Pemerintah Prabowo Subianto kayaknya makin gila banget 🤯! Membangun Kodam baru dan tambahan itu kayak membuat negara Indonesia terlalu bergantung pada militer 💔. Sipil dan militer harus tetap terpisah ya, jangan biarkan militer mengendalikan segala hal di Indonesia 🚫. Kalau begitu, demokrasi kita akan jadi seperti yang pernah ada di Timor Leste, itu tidak enak banget 😕. Kita harus lebih berhati-hati dan tidak biarkan kekuasaan terus-menerus meningkat ya 🙏.
 
Militerin yang terus semakin kuat ini seringkali membuat aku penasaran siapa nanti yang mau mengambil alih kekuasaan 🤔. Mungkin pemerintah itu benar-benar ingin meningkatkan efisiensi dan stabilitas, tapi aku rasa perlu ada batasan apa lagi ya? Kita harus waspada banget terhadap pola normalisasi kedaruratan ini, karena nanti bisa jadi kita kehilangan hak-hak publik 🚨.
 
ya ternyata pemerintah Subianto juga terus mengembangkan militer-nya, nggak hanya saja itu juga. perlu diawasi ya, bagaimana jika semua program pembangunan itu jadi sekedar program untuk memperkuat kudeta? tapi sepertinya ada banyak orang yang penasaran sama dengan saya apa benar-benar seperti itu atau bukan? 😕
 
Saya pikir ekspansi militerisasi ini benar-benar membuat saya penasaran 🤔. Sementara beberapa orang mungkin melihat ini sebagai langkah untuk meningkatkan keamanan, saya percaya ada risiko besar jika hal ini terus berlanjut.

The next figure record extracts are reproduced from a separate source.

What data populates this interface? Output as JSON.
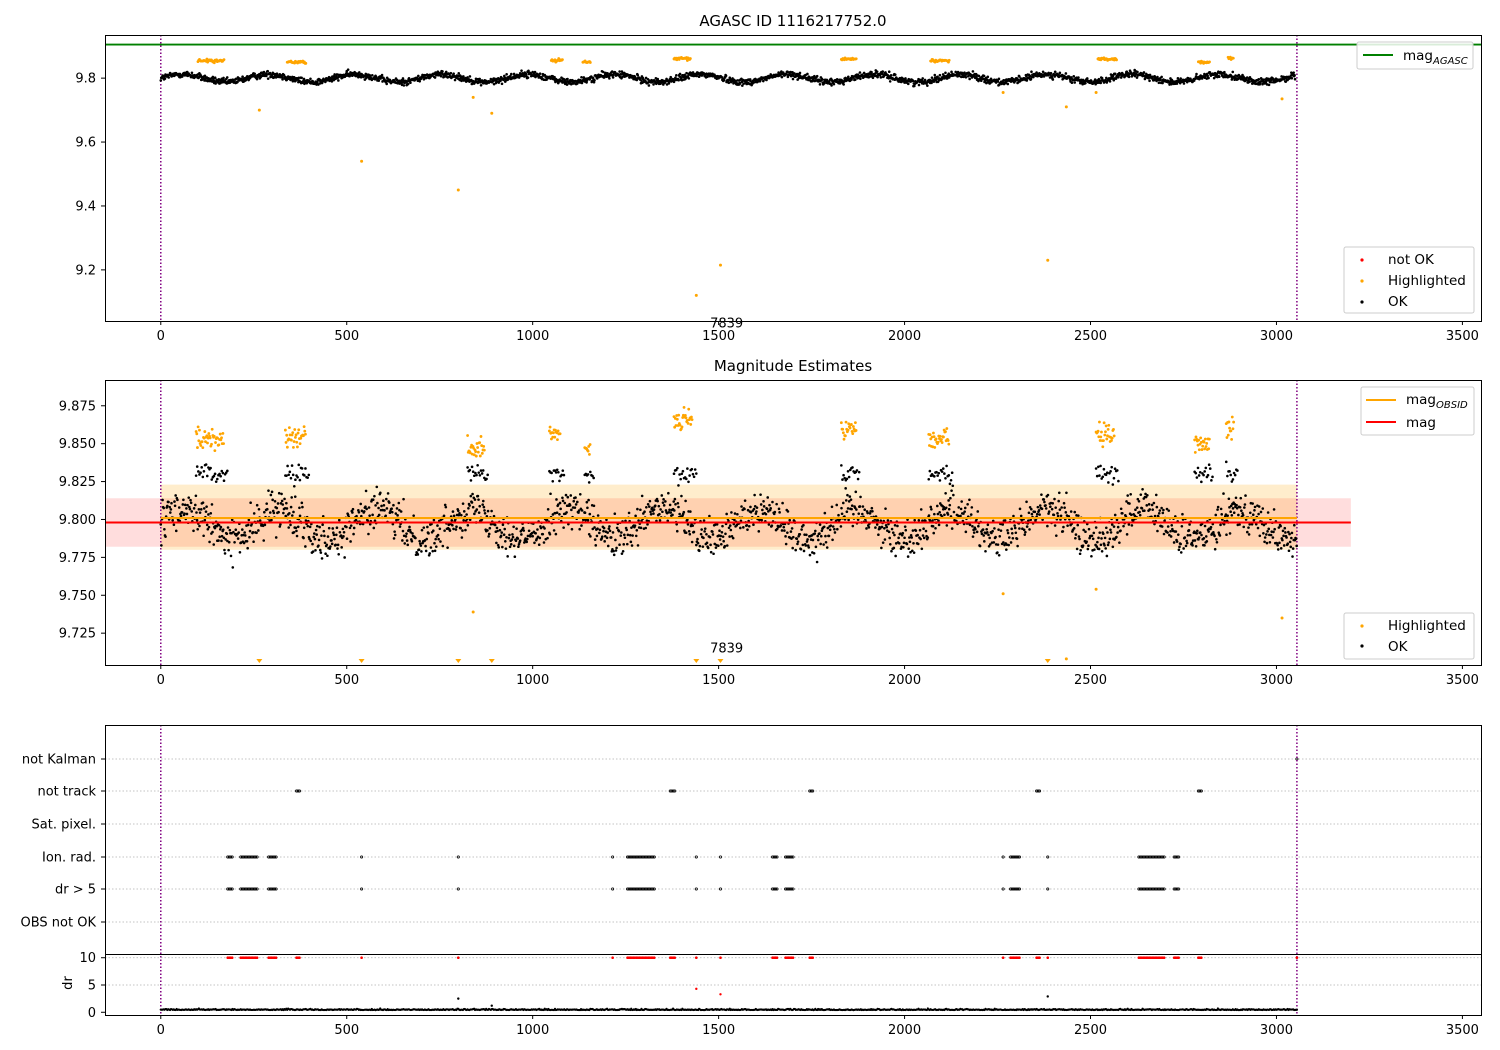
{
  "colors": {
    "ok": "#000000",
    "highlighted": "#ffa500",
    "not_ok": "#ff0000",
    "mag_agasc": "#008000",
    "mag_obsid": "#ffa500",
    "mag": "#ff0000",
    "obs_boundary": "#800080",
    "band_orange": "#ffa50033",
    "band_red": "#ff000022"
  },
  "chart_data": [
    {
      "type": "scatter",
      "title": "AGASC ID 1116217752.0",
      "xlim": [
        -150,
        3550
      ],
      "ylim": [
        9.04,
        9.935
      ],
      "xticks": [
        "0",
        "500",
        "1000",
        "1500",
        "2000",
        "2500",
        "3000",
        "3500"
      ],
      "yticks": [
        "9.2",
        "9.4",
        "9.6",
        "9.8"
      ],
      "hlines": [
        {
          "name": "mag_AGASC",
          "y": 9.905
        }
      ],
      "vlines": [
        0,
        3055
      ],
      "ok_baseline": 9.8,
      "annotation": {
        "text": "7839",
        "x": 1500,
        "y": 9.07
      },
      "highlighted_groups": [
        {
          "x": [
            100,
            170
          ],
          "y": 9.855
        },
        {
          "x": [
            340,
            390
          ],
          "y": 9.85
        },
        {
          "x": [
            1050,
            1080
          ],
          "y": 9.855
        },
        {
          "x": [
            1135,
            1155
          ],
          "y": 9.85
        },
        {
          "x": [
            1380,
            1425
          ],
          "y": 9.86
        },
        {
          "x": [
            1830,
            1870
          ],
          "y": 9.86
        },
        {
          "x": [
            2070,
            2120
          ],
          "y": 9.855
        },
        {
          "x": [
            2520,
            2570
          ],
          "y": 9.86
        },
        {
          "x": [
            2790,
            2820
          ],
          "y": 9.85
        },
        {
          "x": [
            2870,
            2885
          ],
          "y": 9.86
        }
      ],
      "highlighted_outliers": [
        {
          "x": 265,
          "y": 9.7
        },
        {
          "x": 540,
          "y": 9.54
        },
        {
          "x": 800,
          "y": 9.45
        },
        {
          "x": 840,
          "y": 9.74
        },
        {
          "x": 890,
          "y": 9.69
        },
        {
          "x": 1440,
          "y": 9.12
        },
        {
          "x": 1505,
          "y": 9.215
        },
        {
          "x": 2265,
          "y": 9.755
        },
        {
          "x": 2385,
          "y": 9.23
        },
        {
          "x": 2435,
          "y": 9.71
        },
        {
          "x": 2515,
          "y": 9.755
        },
        {
          "x": 3015,
          "y": 9.735
        }
      ],
      "legend_top": [
        {
          "label": "mag",
          "sub": "AGASC"
        }
      ],
      "legend_bottom": [
        {
          "label": "not OK",
          "marker": "not_ok"
        },
        {
          "label": "Highlighted",
          "marker": "highlighted"
        },
        {
          "label": "OK",
          "marker": "ok"
        }
      ]
    },
    {
      "type": "scatter",
      "title": "Magnitude Estimates",
      "xlim": [
        -150,
        3550
      ],
      "ylim": [
        9.704,
        9.892
      ],
      "xticks": [
        "0",
        "500",
        "1000",
        "1500",
        "2000",
        "2500",
        "3000",
        "3500"
      ],
      "yticks": [
        "9.725",
        "9.750",
        "9.775",
        "9.800",
        "9.825",
        "9.850",
        "9.875"
      ],
      "vlines": [
        0,
        3055
      ],
      "mag": 9.798,
      "mag_obsid": 9.801,
      "band_red": {
        "x": [
          -150,
          3200
        ],
        "y": [
          9.782,
          9.814
        ]
      },
      "band_orange": {
        "x": [
          0,
          3055
        ],
        "y": [
          9.78,
          9.823
        ]
      },
      "ok_baseline": 9.797,
      "annotation": {
        "text": "7839",
        "x": 1500,
        "y": 9.707
      },
      "highlighted_groups": [
        {
          "x": [
            95,
            170
          ],
          "y": 9.853
        },
        {
          "x": [
            335,
            390
          ],
          "y": 9.856
        },
        {
          "x": [
            825,
            870
          ],
          "y": 9.846
        },
        {
          "x": [
            1045,
            1075
          ],
          "y": 9.858
        },
        {
          "x": [
            1140,
            1155
          ],
          "y": 9.848
        },
        {
          "x": [
            1380,
            1430
          ],
          "y": 9.865
        },
        {
          "x": [
            1830,
            1870
          ],
          "y": 9.858
        },
        {
          "x": [
            2065,
            2120
          ],
          "y": 9.853
        },
        {
          "x": [
            2515,
            2565
          ],
          "y": 9.855
        },
        {
          "x": [
            2780,
            2820
          ],
          "y": 9.85
        },
        {
          "x": [
            2865,
            2885
          ],
          "y": 9.86
        }
      ],
      "highlighted_outliers": [
        {
          "x": 840,
          "y": 9.739
        },
        {
          "x": 2265,
          "y": 9.751
        },
        {
          "x": 2515,
          "y": 9.754
        },
        {
          "x": 3015,
          "y": 9.735
        },
        {
          "x": 2435,
          "y": 9.708
        }
      ],
      "offscale_markers_x": [
        265,
        540,
        800,
        890,
        1440,
        1505,
        2385
      ],
      "legend_top": [
        {
          "label": "mag",
          "sub": "OBSID",
          "color": "mag_obsid"
        },
        {
          "label": "mag",
          "sub": "",
          "color": "mag"
        }
      ],
      "legend_bottom": [
        {
          "label": "Highlighted",
          "marker": "highlighted"
        },
        {
          "label": "OK",
          "marker": "ok"
        }
      ]
    },
    {
      "type": "scatter",
      "title": "",
      "xlim": [
        -150,
        3550
      ],
      "xticks": [
        "0",
        "500",
        "1000",
        "1500",
        "2000",
        "2500",
        "3000",
        "3500"
      ],
      "flag_rows": [
        "not Kalman",
        "not track",
        "Sat. pixel.",
        "Ion. rad.",
        "dr > 5",
        "OBS not OK"
      ],
      "flag_events": {
        "not track": [
          [
            365,
            375
          ],
          [
            1370,
            1385
          ],
          [
            1745,
            1755
          ],
          [
            2355,
            2365
          ],
          [
            2790,
            2800
          ]
        ],
        "Ion. rad.": [
          [
            180,
            195
          ],
          [
            215,
            260
          ],
          [
            290,
            310
          ],
          [
            540,
            540
          ],
          [
            800,
            800
          ],
          [
            1215,
            1215
          ],
          [
            1255,
            1330
          ],
          [
            1440,
            1440
          ],
          [
            1505,
            1505
          ],
          [
            1645,
            1660
          ],
          [
            1680,
            1700
          ],
          [
            2265,
            2265
          ],
          [
            2285,
            2310
          ],
          [
            2385,
            2385
          ],
          [
            2630,
            2700
          ],
          [
            2725,
            2740
          ]
        ],
        "dr > 5": [
          [
            180,
            195
          ],
          [
            215,
            260
          ],
          [
            290,
            310
          ],
          [
            540,
            540
          ],
          [
            800,
            800
          ],
          [
            1215,
            1215
          ],
          [
            1255,
            1330
          ],
          [
            1440,
            1440
          ],
          [
            1505,
            1505
          ],
          [
            1645,
            1660
          ],
          [
            1680,
            1700
          ],
          [
            2265,
            2265
          ],
          [
            2285,
            2310
          ],
          [
            2385,
            2385
          ],
          [
            2630,
            2700
          ],
          [
            2725,
            2740
          ]
        ],
        "not Kalman": [
          [
            3055,
            3055
          ]
        ]
      },
      "dr_ylabel": "dr",
      "dr_yticks": [
        "0",
        "5",
        "10"
      ],
      "dr_ylim": [
        -0.5,
        10.5
      ],
      "dr_baseline": 0.4,
      "dr_outliers": [
        {
          "x": 800,
          "y": 2.5
        },
        {
          "x": 1440,
          "y": 4.3
        },
        {
          "x": 1505,
          "y": 3.3
        },
        {
          "x": 2385,
          "y": 2.9
        },
        {
          "x": 890,
          "y": 1.2
        }
      ]
    }
  ]
}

Saya ingat saat ini Indonesia masih dalam rangkaian demokrasi yang lemah dan perlu diperkuat. Tapi sebaliknya, ekspansi militerisasi ini benar-benar membuat kita khawatir 🤯. Jika pemerintah terus menerus membentuk Kodam baru dan grup Kopassus, maka tidak akan ada batas lagi antara sipil dan militer.

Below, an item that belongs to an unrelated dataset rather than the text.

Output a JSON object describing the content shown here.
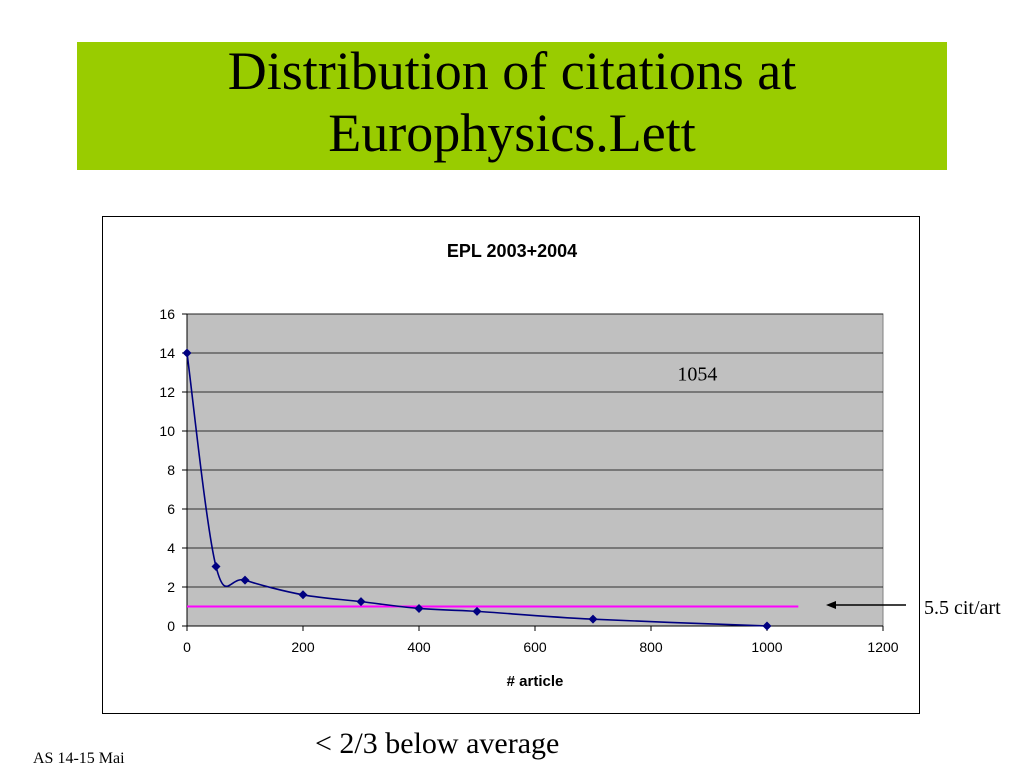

Saya percaya partisipasi publik sangat penting dalam demokrasi ini. Jika kita melupakan aspek kepartaian publik, maka itu berarti pemerintah lebih fokus pada efisiensi dan stabilitas daripada memperhatikan kebutuhan masyarakat sebenarnya 🌟.

Saya harap pemerintah dapat memberikan peringatan yang lebih jelas tentang bagaimana ekspansi militerisasi ini akan dilaksanakan. Kita tidak ingin melihat hal ini mengarah pada rezim otoriter yang terlalu berkuasa 💔.